My husband is a Republican. I am a Democrat. As a couple, we've come to terms on our political discord, though the truth of the matter is, we actually see eye to eye on most issues. Not all. But most. He still believes that the war in Iraq is not a mistake and would like to see George W. in the White House for another 4 years, while the thought of the war and George W. make me nauseous. He's a better debater than I am. I tend to take everything personally. I don't argue with cited studies and statistics, but with emotion. And so I tend to lose our dinner table arguments. But I like to think that even though he can't sway me on the big issues, he's able to help me to see both sides of an argument. And in my own emotional way, with examples from my work in The Projects on the Lower East Side, the inner-city schools in Oakland, I can help him to see the other side of things as well.

On Thursday night, we watched the first presidential debate at the Sheraton Centro Historico with a group here in Mexico, the Republicans Abroad. My husband isn't part of the group, but was invited to the event by a colleague of his. We don't have cable at home and both wanted to watch the debate and so accepted the invitation.

There was more press there than Republicans Abroad, or so it seemed. I'm pretty sure that I was the only Democrat in the room until the very end when the former ambassador to Mexico showed up. But the people gathered to watch the debate were a pretty sedate bunch and so there was very little audible response to either Bush or Kerry. No cheers, no hisses. And I was quite relieved.

When the debate had ended, a reporter wanted to interview my husband, but he declined, not wanting his political affiliation to be somehow linked to the university he worked for, so we slinked out while the president of the group was interviewed and others lined up for their turn in front of the camera.

The next morning at work, one of the teachers asked me if I had seen the debate and I told her that I had. I went on to explain that I thought Kerry was strong, but I'm biased in that direction and that I had watched the debate with the Republicans Abroad. I didn't mention my that my husband happens to be a Republican. I tend to let him out himself when it comes up, especially among people we don't know very well.

That night, we went out with some of my co-workers and the teacher who had asked me about the debates was there. She assumed, as most people tend to do, that my husband was a Democrat. And she asked him how it felt to watch the debates in Mexico with a bunch of Bush supporters. She said that she'd never met a Republican in Mexico. And I kept waiting for my husband to say something, to tell her that she was talking to one right now. But he kept quiet and while he didn't actually agree with what she was saying, he was vague enough in his responses to her questions and comments that he didn't let on how angry her assumptions made him.

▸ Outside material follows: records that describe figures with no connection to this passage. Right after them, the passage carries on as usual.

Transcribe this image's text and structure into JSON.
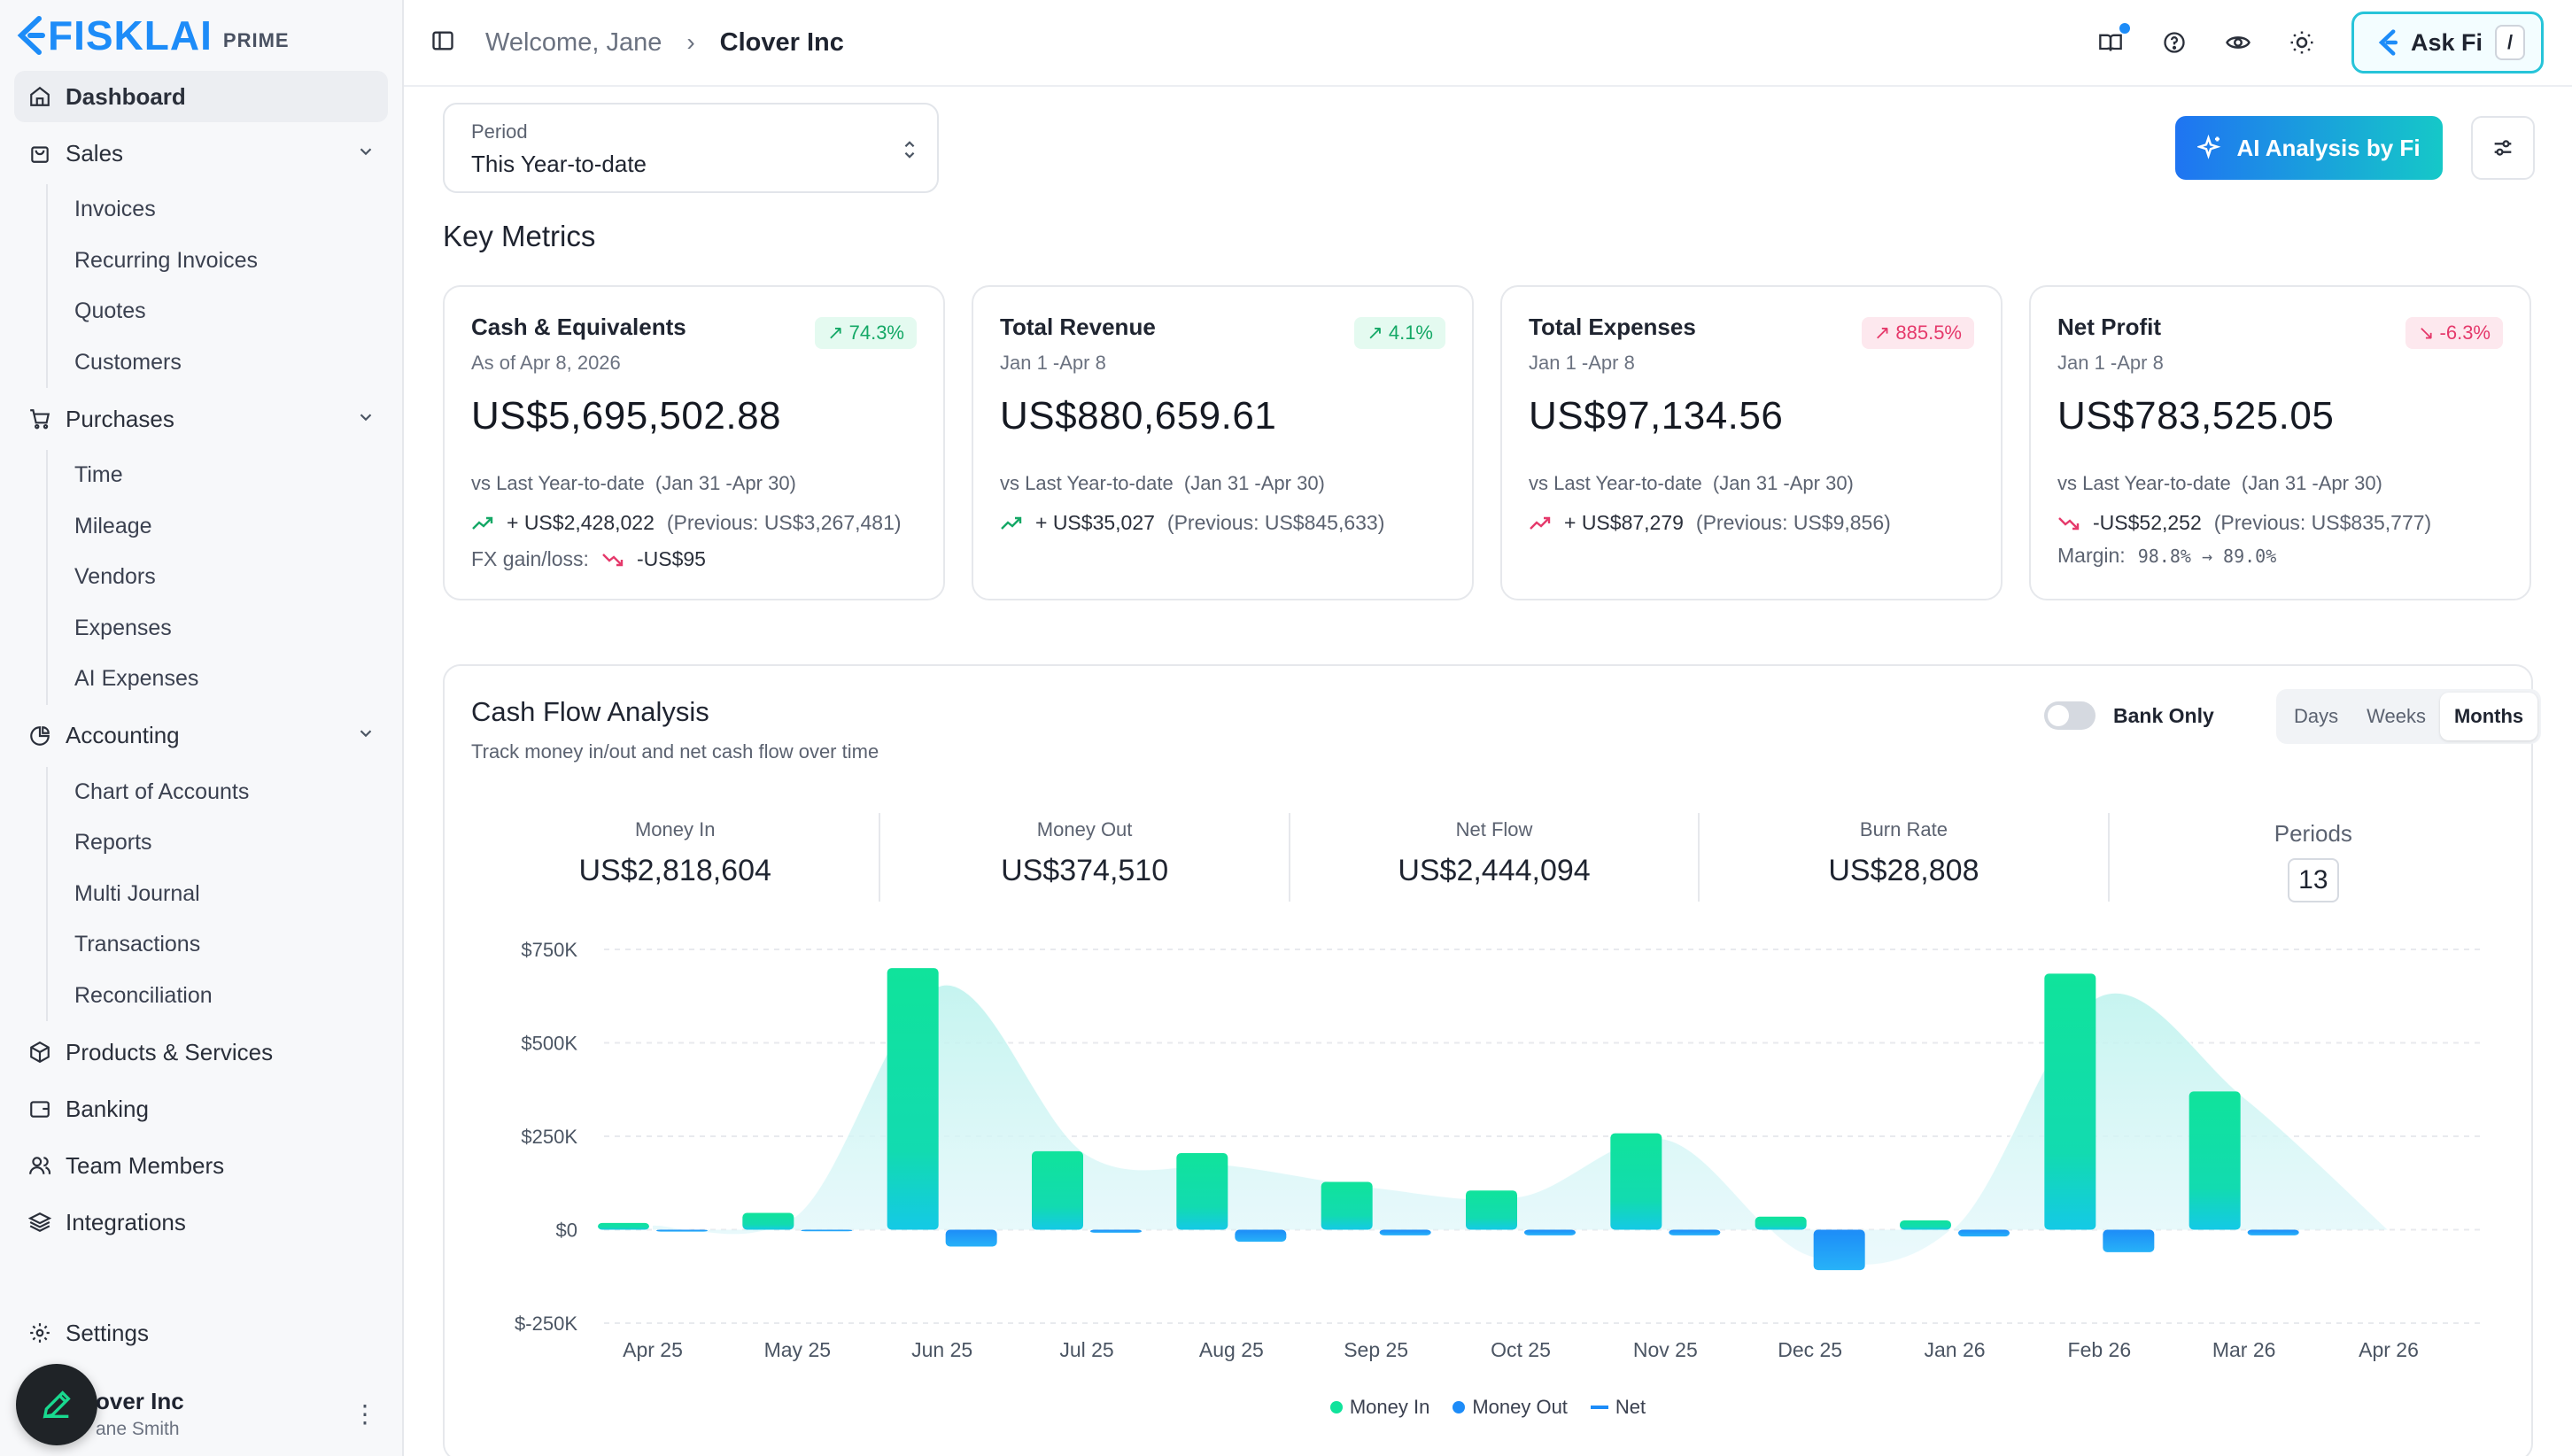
{
  "brand": {
    "name": "FISKLAI",
    "tier": "PRIME"
  },
  "sidebar": {
    "dashboard": "Dashboard",
    "sales": {
      "label": "Sales",
      "items": [
        "Invoices",
        "Recurring Invoices",
        "Quotes",
        "Customers"
      ]
    },
    "purchases": {
      "label": "Purchases",
      "items": [
        "Time",
        "Mileage",
        "Vendors",
        "Expenses",
        "AI Expenses"
      ]
    },
    "accounting": {
      "label": "Accounting",
      "items": [
        "Chart of Accounts",
        "Reports",
        "Multi Journal",
        "Transactions",
        "Reconciliation"
      ]
    },
    "products": "Products & Services",
    "banking": "Banking",
    "team": "Team Members",
    "integrations": "Integrations",
    "settings": "Settings",
    "account": {
      "company": "Clover Inc",
      "user": "Jane Smith",
      "company_visible": "over Inc",
      "user_visible": "ane Smith"
    }
  },
  "header": {
    "welcome": "Welcome, Jane",
    "company": "Clover Inc",
    "ask_label": "Ask Fi",
    "ask_shortcut": "/"
  },
  "period": {
    "label": "Period",
    "value": "This Year-to-date"
  },
  "ai_button": "AI Analysis by Fi",
  "metrics_title": "Key Metrics",
  "metrics": [
    {
      "title": "Cash & Equivalents",
      "sub": "As of Apr 8, 2026",
      "value": "US$5,695,502.88",
      "badge": "74.3%",
      "cmp_label": "vs Last Year-to-date",
      "cmp_range": "(Jan 31 -Apr 30)",
      "delta": "+ US$2,428,022",
      "prev": "(Previous: US$3,267,481)",
      "extra_label": "FX gain/loss:",
      "extra_value": "-US$95"
    },
    {
      "title": "Total Revenue",
      "sub": "Jan 1 -Apr 8",
      "value": "US$880,659.61",
      "badge": "4.1%",
      "cmp_label": "vs Last Year-to-date",
      "cmp_range": "(Jan 31 -Apr 30)",
      "delta": "+ US$35,027",
      "prev": "(Previous: US$845,633)"
    },
    {
      "title": "Total Expenses",
      "sub": "Jan 1 -Apr 8",
      "value": "US$97,134.56",
      "badge": "885.5%",
      "cmp_label": "vs Last Year-to-date",
      "cmp_range": "(Jan 31 -Apr 30)",
      "delta": "+ US$87,279",
      "prev": "(Previous: US$9,856)"
    },
    {
      "title": "Net Profit",
      "sub": "Jan 1 -Apr 8",
      "value": "US$783,525.05",
      "badge": "-6.3%",
      "cmp_label": "vs Last Year-to-date",
      "cmp_range": "(Jan 31 -Apr 30)",
      "delta": "-US$52,252",
      "prev": "(Previous: US$835,777)",
      "extra_label": "Margin:",
      "extra_value": "98.8% → 89.0%"
    }
  ],
  "cashflow": {
    "title": "Cash Flow Analysis",
    "subtitle": "Track money in/out and net cash flow over time",
    "bank_only": "Bank Only",
    "ranges": [
      "Days",
      "Weeks",
      "Months"
    ],
    "active_range": "Months",
    "stats": [
      {
        "label": "Money In",
        "value": "US$2,818,604"
      },
      {
        "label": "Money Out",
        "value": "US$374,510"
      },
      {
        "label": "Net Flow",
        "value": "US$2,444,094"
      },
      {
        "label": "Burn Rate",
        "value": "US$28,808"
      }
    ],
    "periods_label": "Periods",
    "periods_value": "13"
  },
  "chart_data": {
    "type": "bar",
    "categories": [
      "Apr 25",
      "May 25",
      "Jun 25",
      "Jul 25",
      "Aug 25",
      "Sep 25",
      "Oct 25",
      "Nov 25",
      "Dec 25",
      "Jan 26",
      "Feb 26",
      "Mar 26",
      "Apr 26"
    ],
    "series": [
      {
        "name": "Money In",
        "values": [
          18000,
          45000,
          700000,
          210000,
          205000,
          128000,
          105000,
          258000,
          35000,
          25000,
          685000,
          370000,
          0
        ]
      },
      {
        "name": "Money Out",
        "values": [
          -5000,
          -4000,
          -45000,
          -8000,
          -32000,
          -15000,
          -15000,
          -15000,
          -108000,
          -18000,
          -60000,
          -15000,
          0
        ]
      },
      {
        "name": "Net",
        "values": [
          13000,
          41000,
          655000,
          202000,
          173000,
          113000,
          90000,
          243000,
          -73000,
          7000,
          625000,
          355000,
          0
        ]
      }
    ],
    "ylim": [
      -250000,
      750000
    ],
    "yticks": [
      "$-250K",
      "$0",
      "$250K",
      "$500K",
      "$750K"
    ],
    "ytick_values": [
      -250000,
      0,
      250000,
      500000,
      750000
    ],
    "legend": [
      "Money In",
      "Money Out",
      "Net"
    ],
    "colors": {
      "money_in": "#10e39b",
      "money_in_bottom": "#14c9e6",
      "money_out": "#1d8cf8",
      "net": "#1d8cf8",
      "area": "#c9f5f2"
    }
  }
}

Later, this same teacher (who I really like, by the way) made a comment about IVF. One of the students we work with was conceived using a sperm donor and we were talking about how he doesn't know his father. I can't remember exactly what she said (I'd had a few drinks by this point), but it was something about not knowing your biological parents, about not looking like your mother. I kept quiet.

The people at school don't know about my infertility. I don't know if its something I'll ever share with them. I just don't feel like I know them well enough, trust them enough to share. Part of it is, that most of them are younger than me. None of them are married or thinking about having kids. The only kids we talk about are our students. The topic of pregnancy, of raising our own kids just hasn't come up. At this point, its hard for me to imagine how it would. My guess is they assume that if/when I'm ready to have kids, I will. And for now that's okay with me. If/when I have to take time off from work for IVF, I'll have to decide whether to tell them the truth about why I'll be gone for so long. I have a feeling I'll be vague about it. Need to see a doctor, have minor surgery, something along those lines.

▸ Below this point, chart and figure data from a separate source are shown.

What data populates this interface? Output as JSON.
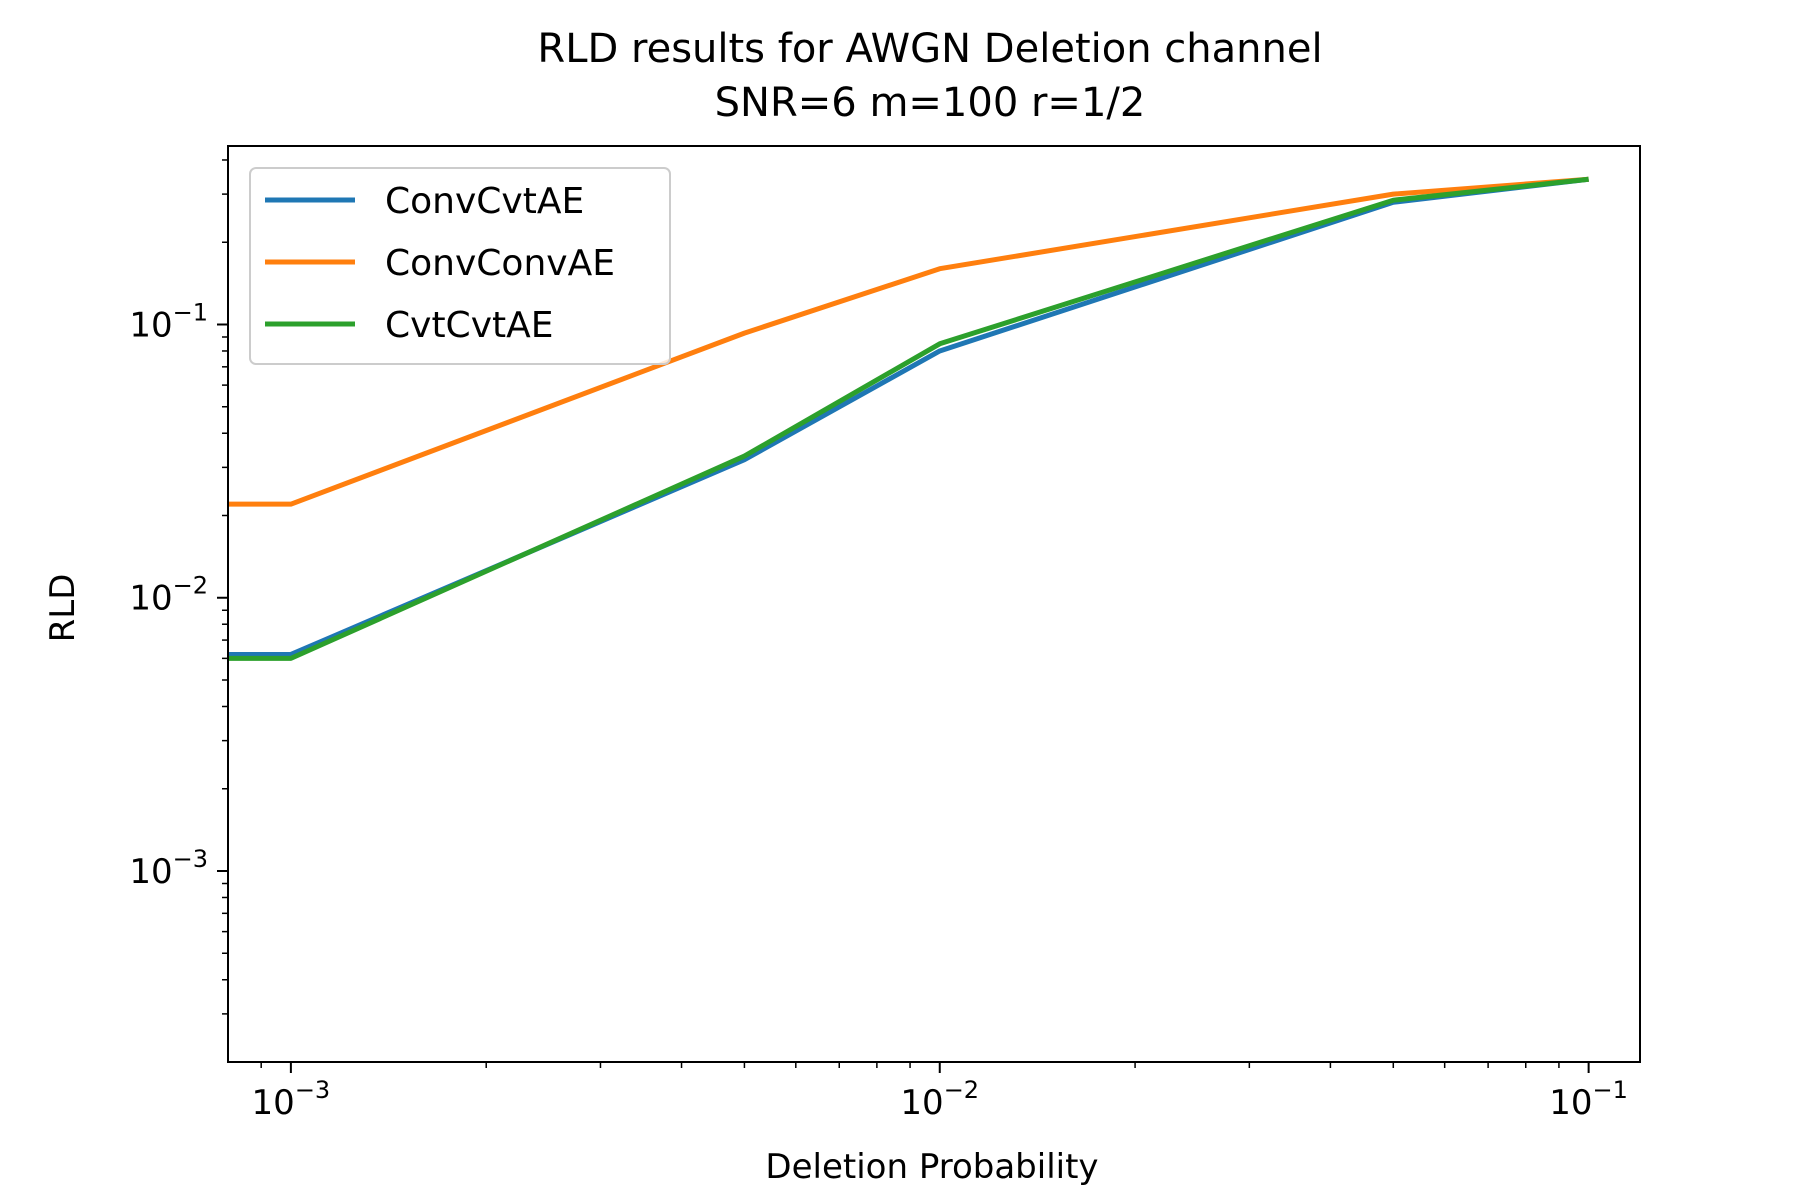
{
  "chart_data": {
    "type": "line",
    "title": "RLD results for AWGN Deletion channel",
    "subtitle": "SNR=6 m=100 r=1/2",
    "xlabel": "Deletion Probability",
    "ylabel": "RLD",
    "xscale": "log",
    "yscale": "log",
    "xlim": [
      0.0008,
      0.12
    ],
    "ylim": [
      0.0002,
      0.45
    ],
    "grid": false,
    "legend_position": "upper-left",
    "x": [
      0.0008,
      0.001,
      0.005,
      0.01,
      0.05,
      0.1
    ],
    "series": [
      {
        "name": "ConvCvtAE",
        "color": "#1f77b4",
        "values": [
          0.0062,
          0.0062,
          0.032,
          0.08,
          0.28,
          0.34
        ]
      },
      {
        "name": "ConvConvAE",
        "color": "#ff7f0e",
        "values": [
          0.022,
          0.022,
          0.093,
          0.16,
          0.3,
          0.34
        ]
      },
      {
        "name": "CvtCvtAE",
        "color": "#2ca02c",
        "values": [
          0.006,
          0.006,
          0.033,
          0.085,
          0.285,
          0.34
        ]
      }
    ],
    "x_ticks": [
      {
        "value": 0.001,
        "label_base": "10",
        "label_exp": "−3"
      },
      {
        "value": 0.01,
        "label_base": "10",
        "label_exp": "−2"
      },
      {
        "value": 0.1,
        "label_base": "10",
        "label_exp": "−1"
      }
    ],
    "y_ticks": [
      {
        "value": 0.001,
        "label_base": "10",
        "label_exp": "−3"
      },
      {
        "value": 0.01,
        "label_base": "10",
        "label_exp": "−2"
      },
      {
        "value": 0.1,
        "label_base": "10",
        "label_exp": "−1"
      }
    ]
  }
}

Since Friday, I've linked these "secrets" in my mind: the fact that my husband supports Bush and the fact that we're infertile. While neither one of these things (I hope) would cost me the friendship of my new co-workers, they both have the potential to make things feel awkward between us, something that sets us apart. I already feel a bit out of the loop having joined the staff well into the beginning of the school-year, haven't bonded with them in the way that they seem to have bonded with each other. I don't want to jeopardize the potential for making new friends. It makes me feel a little dishonest, and I'm probably not giving these people the benefit of the doubt, but I can't help the way I feel, even if it's more than a bit irrational.

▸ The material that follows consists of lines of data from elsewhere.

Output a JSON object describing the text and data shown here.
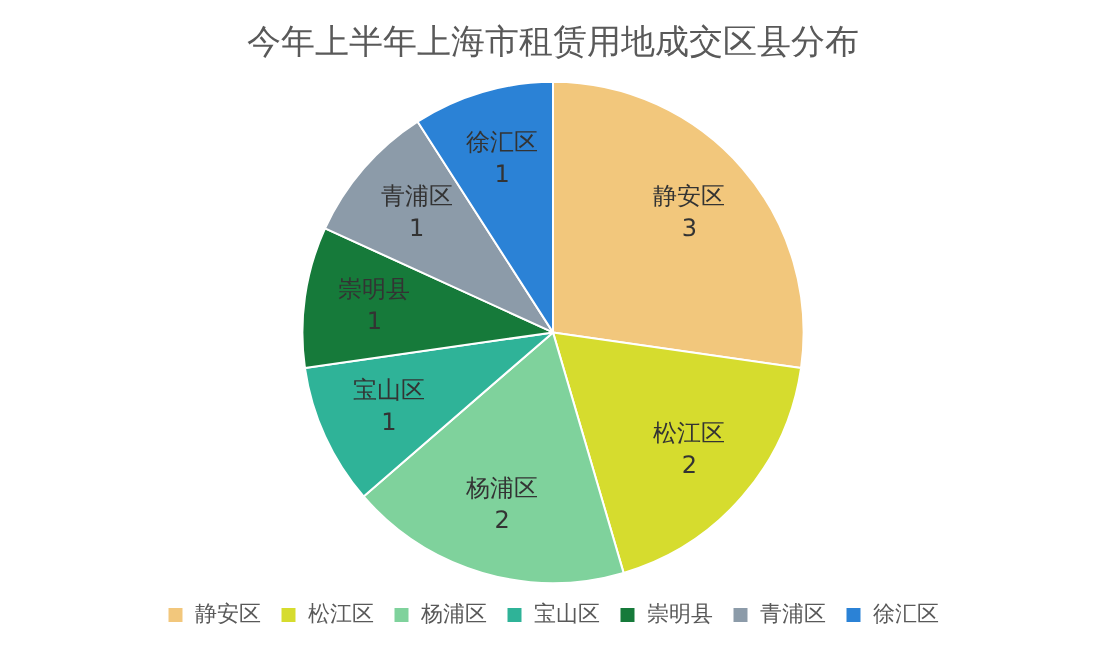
{
  "chart_data": {
    "type": "pie",
    "title": "今年上半年上海市租赁用地成交区县分布",
    "categories": [
      "静安区",
      "松江区",
      "杨浦区",
      "宝山区",
      "崇明县",
      "青浦区",
      "徐汇区"
    ],
    "values": [
      3,
      2,
      2,
      1,
      1,
      1,
      1
    ],
    "colors": [
      "#f2c77c",
      "#d6dc2e",
      "#7fd29c",
      "#2fb398",
      "#167a3a",
      "#8c9ba9",
      "#2b82d6"
    ],
    "data_labels": true,
    "legend": "bottom"
  }
}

We skipped a second work party last night, not because of any of the above stuff I mentioned, but because we both just felt like staying in. I should probably worry more about the repercussions of that decision than who my husband will vote for in November. After all, my vote will cancel out his.

3 Comments:

Blogger Elenamary said...

aye gringita,

you are very strong in being able to listen to people talk about IVF and not share your own personal story. abrazos desde Ohio.